Foto: REUTERS/Steve Marcus

Der Rapper mit der goldenen Pistole

Zu den Begnadigten dürfte wohl der Rapper Lil Wayne zählen – der hatte sich erst kürzlich schuldig bekannt, eine geladene Pistole – sie soll vergoldet gewesen sein – bei sich gehabt zu haben, als sein Jet im Dezember 2019 in Miami landete. Ein Urteil in der Causa ist noch ausständig, dieses soll erst am 28. Jänner gesprochen werden, zehn Jahre Haft seien ein mögliches Strafausmaß, schrieb etwa "ABC News". Trump dürfte dem Vernehmen nach Wayne dafür dankbar sein, dass dieser ihn im Wahlkampf unterstützt hatte.

Nicht namentlich genannte Quellen bestätigten indes einen Bericht der "New York Times", wonach Trumps Liste der Begnadigungen auch Sheldon Silver, den ehemaligen Sprecher des Unterhauses im Bundesstaat New York, umfassen dürfte. Dieser war 2015, nach elf Jahren im Amt, wegen Korruption verurteilt worden.

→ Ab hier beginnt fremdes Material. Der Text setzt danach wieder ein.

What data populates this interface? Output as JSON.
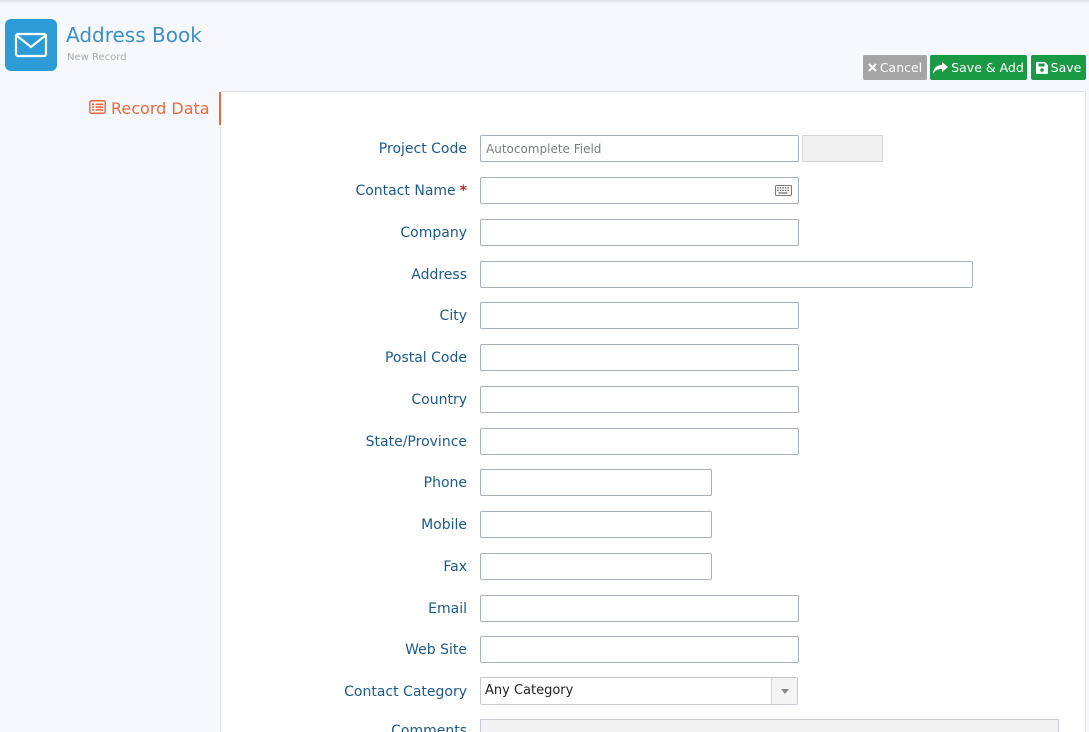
{
  "app": {
    "title": "Address Book",
    "subtitle": "New Record",
    "icon": "envelope-icon",
    "accent": "#2d9bd6"
  },
  "toolbar": {
    "cancel_label": "Cancel",
    "save_add_label": "Save & Add",
    "save_label": "Save"
  },
  "tabs": [
    {
      "label": "Record Data",
      "icon": "list-icon",
      "active": true
    }
  ],
  "form": {
    "project_code": {
      "label": "Project Code",
      "placeholder": "Autocomplete Field",
      "value": ""
    },
    "contact_name": {
      "label": "Contact Name",
      "required_mark": "*",
      "value": ""
    },
    "company": {
      "label": "Company",
      "value": ""
    },
    "address": {
      "label": "Address",
      "value": ""
    },
    "city": {
      "label": "City",
      "value": ""
    },
    "postal_code": {
      "label": "Postal Code",
      "value": ""
    },
    "country": {
      "label": "Country",
      "value": ""
    },
    "state": {
      "label": "State/Province",
      "value": ""
    },
    "phone": {
      "label": "Phone",
      "value": ""
    },
    "mobile": {
      "label": "Mobile",
      "value": ""
    },
    "fax": {
      "label": "Fax",
      "value": ""
    },
    "email": {
      "label": "Email",
      "value": ""
    },
    "website": {
      "label": "Web Site",
      "value": ""
    },
    "contact_category": {
      "label": "Contact Category",
      "selected": "Any Category"
    },
    "comments": {
      "label": "Comments"
    }
  },
  "colors": {
    "cancel": "#a5a5a5",
    "save": "#1a9a44",
    "tab_active": "#ea6a3f",
    "label": "#1b5a8a",
    "required": "#c0282d"
  }
}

Milde für Vertraute aus dem Wahlkampf 2016

Einen Straferlass haben bereits Paul Manafort, Trumps ehemaliger Wahlkampfchef, und sein vormaliger Berater Roger Stone erhalten. Ebenso der nur kurzzeitig amtierende nationale Sicherheitsberater Michael Flynn. Sie alle waren in die Ermittlungen um Wahlmanipulationen 2016 durch und mit Russland verwickelt. Ebenfalls bereits begnadigt wurden Ex-Wahlkampfstratege George Papadopoulos und der Vater von Trumps Schwiegersohn Jared Kushner, Charles Kushner, der wegen Steuerhinterziehung, Zeugenmanipulation und rechtswidriger Wahlkampfspenden 2005 zwei Jahre Haft ausgefasst hatte.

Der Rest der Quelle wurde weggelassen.